¿Cómo funcionan los derechos fiduciarios?

El mercado financiero ofrece posibilidades para que sin importar que las personas cuenten con una gran capacidad adquisitiva, puedan invertir en proyectos inmobiliarios de gran magnitud a nivel nacional e internacional, a través de la figura de los derechos fiduciarios.

¿Cómo funcionan los derechos fiduciarios? ¿Cómo funcionan los derechos fiduciarios?
Los derechos fiduciarios son participaciones en un fideicomiso (Patrimonio Autónomo administrado por una Sociedad Fiduciaria autorizada por la Superintendencia Financiera), que le permiten convertirse en propietario de una fracción de un proyecto inmobiliario, realizando una inversión inicial que oscila generalmente entre el 10% y el 20% del valor total.

Así mismo, tendrá que realizar pagos mensuales que se extienden durante el tiempo requerido para la construcción del proyecto. Una vez éste se haya terminado, se inicia la etapa de explotación del inmueble de propiedad del fideicomiso, y el producto de la misma (renta) se distribuye entre los titulares de derechos fiduciarios en proporción a su participación.

¿Cómo funciona?

El promotor aporta el o los inmuebles donde se ha de construir el Proyecto al fideicomiso y gestiona todos los permisos y licencias necesarios para realizar el proyecto.

De manera simultánea, vincula al fideicomiso a los participes (los que adquieren derechos fiduciarios), quienes entregan los recursos acordados por su participación a la entidad fiduciaria para que sean administrados de manera independiente mediante su inversión en una cartera colectiva administrada por la misma sociedad fiduciaria de acuerdo con las normas vigentes y bajo la supervisión de la Superintendencia Financiera.

Los recursos entregados por los participes, sólo se utilizan para el desarrollo del proyecto, una vez se cumplan las condiciones establecidas en el contrato de fiducia (contrato por medio del cual se constituye el fideicomiso).

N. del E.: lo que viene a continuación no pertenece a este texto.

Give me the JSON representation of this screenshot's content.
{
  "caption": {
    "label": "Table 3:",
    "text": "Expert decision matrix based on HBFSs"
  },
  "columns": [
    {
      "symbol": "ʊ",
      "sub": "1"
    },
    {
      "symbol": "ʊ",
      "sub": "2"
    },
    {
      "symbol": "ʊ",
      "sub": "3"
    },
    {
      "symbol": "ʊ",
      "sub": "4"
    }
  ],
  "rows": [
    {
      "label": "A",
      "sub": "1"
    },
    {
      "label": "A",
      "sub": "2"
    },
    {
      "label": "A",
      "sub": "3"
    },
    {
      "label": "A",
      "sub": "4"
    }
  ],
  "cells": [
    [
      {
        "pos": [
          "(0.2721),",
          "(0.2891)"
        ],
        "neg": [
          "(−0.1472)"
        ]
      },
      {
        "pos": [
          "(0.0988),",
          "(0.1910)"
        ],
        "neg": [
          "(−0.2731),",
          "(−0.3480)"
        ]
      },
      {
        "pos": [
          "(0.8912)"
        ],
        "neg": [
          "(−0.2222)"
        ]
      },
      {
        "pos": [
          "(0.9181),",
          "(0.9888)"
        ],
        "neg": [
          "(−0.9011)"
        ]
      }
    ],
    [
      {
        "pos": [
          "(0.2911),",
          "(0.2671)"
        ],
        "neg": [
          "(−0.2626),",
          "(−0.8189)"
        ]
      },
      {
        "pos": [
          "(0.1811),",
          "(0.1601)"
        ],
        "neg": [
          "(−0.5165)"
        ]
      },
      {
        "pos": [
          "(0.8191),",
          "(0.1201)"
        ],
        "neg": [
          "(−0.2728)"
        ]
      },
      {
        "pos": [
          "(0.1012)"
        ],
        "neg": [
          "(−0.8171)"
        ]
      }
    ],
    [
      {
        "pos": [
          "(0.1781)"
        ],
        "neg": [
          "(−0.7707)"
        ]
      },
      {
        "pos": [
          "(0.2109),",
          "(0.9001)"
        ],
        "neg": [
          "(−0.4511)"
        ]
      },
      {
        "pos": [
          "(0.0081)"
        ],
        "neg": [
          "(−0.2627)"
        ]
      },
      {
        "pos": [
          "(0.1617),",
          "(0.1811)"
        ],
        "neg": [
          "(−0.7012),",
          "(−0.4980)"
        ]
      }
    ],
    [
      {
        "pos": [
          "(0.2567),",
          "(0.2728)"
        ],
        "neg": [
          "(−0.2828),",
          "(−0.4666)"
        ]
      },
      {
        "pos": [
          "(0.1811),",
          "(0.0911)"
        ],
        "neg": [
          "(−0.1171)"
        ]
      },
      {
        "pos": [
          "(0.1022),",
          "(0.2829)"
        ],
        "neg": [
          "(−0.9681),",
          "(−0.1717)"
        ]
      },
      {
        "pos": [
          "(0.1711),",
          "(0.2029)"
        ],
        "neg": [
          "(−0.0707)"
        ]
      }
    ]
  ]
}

Las condiciones son de orden legal (estudio de títulos del o los lotes, permisos, licencia de urbanismo y/o construcción) y otras de tipo financiero (básicamente que el valor de los recursos propios del promotor sumados a los de los participes sean suficientes para la terminación del proyecto de acuerdo con el presupuesto).

Terminado el proyecto, se da inicio a la explotación comercial de los inmuebles resultantes, y los partícipes empezarán a recibir en la periodicidad acordada en el contrato de fiducia las rentas derivadas en proporción a su participación en el fideicomiso, previo descuento de los costos de administración y algunas reservas (impuestos prediales, seguros, mantenimiento).

Es de aclarar que el partícipe no se debe preocupar por estos temas, los cuales lleva a cabo el fideicomiso con los recursos provenientes de la explotación económica de los inmuebles.

En este sentido, el director general de BD Promotores Colombia, Emilio Borrella, explicó que la firma ha denominado estos derechos fiduciarios “FIDIS” (Figura Internacional de Derechos Fiduciarios Inmobiliarios) en proyectos como el complejo BD Bacatá Bogotá Down Town.

Para Borrella es de gran importancia que “no sólo se está construyendo, sino que además de forma paralela se está preparando la operación mínimo un año antes, buscando marcas para el centro comercial y comercializando el hotel en el mundo, para que los inversionistas puedan empezar a percibir las rentas una vez se inicien las operaciones”.

Tenga en cuenta que los FIDIS no son una inversión financiera, por lo que no se puede garantizar una rentabilidad, ni su redención en un plazo determinado. De esta manera, la rentabilidad dependerá del desempeño del activo inmobiliario.

Riesgos y Beneficios

Como todo negocio, tiene unos riesgos y beneficios que son importantes tener claros antes de realizar la inversión.

Entre los principales se encuentran:

- En caso de que no se cumplan las condiciones para dar inicio a los proyectos, los participes recibirán sus recursos, junto con los rendimientos generados por su inversión en la cartera colectiva correspondiente.

- Es ideal también para personas que viven en el exterior, ya que su funcionamiento simple les permite recibir la renta generada por la explotación de los inmuebles, sin ningún tipo de complicaciones y sin tener que preocuparse de los pagos de impuestos prediales, servicios públicos o administración, los cuales se cancelan directamente por el fideicomiso.

- Este modelo de inversión permite ahorrar muchos de los trámites, impuestos y registros que normalmente se originan en la transferencia de inmuebles.

- La eventual desocupación de un inmueble será compensada por la ocupación de los otros, lo que permite diversificar el riesgo de la inversión.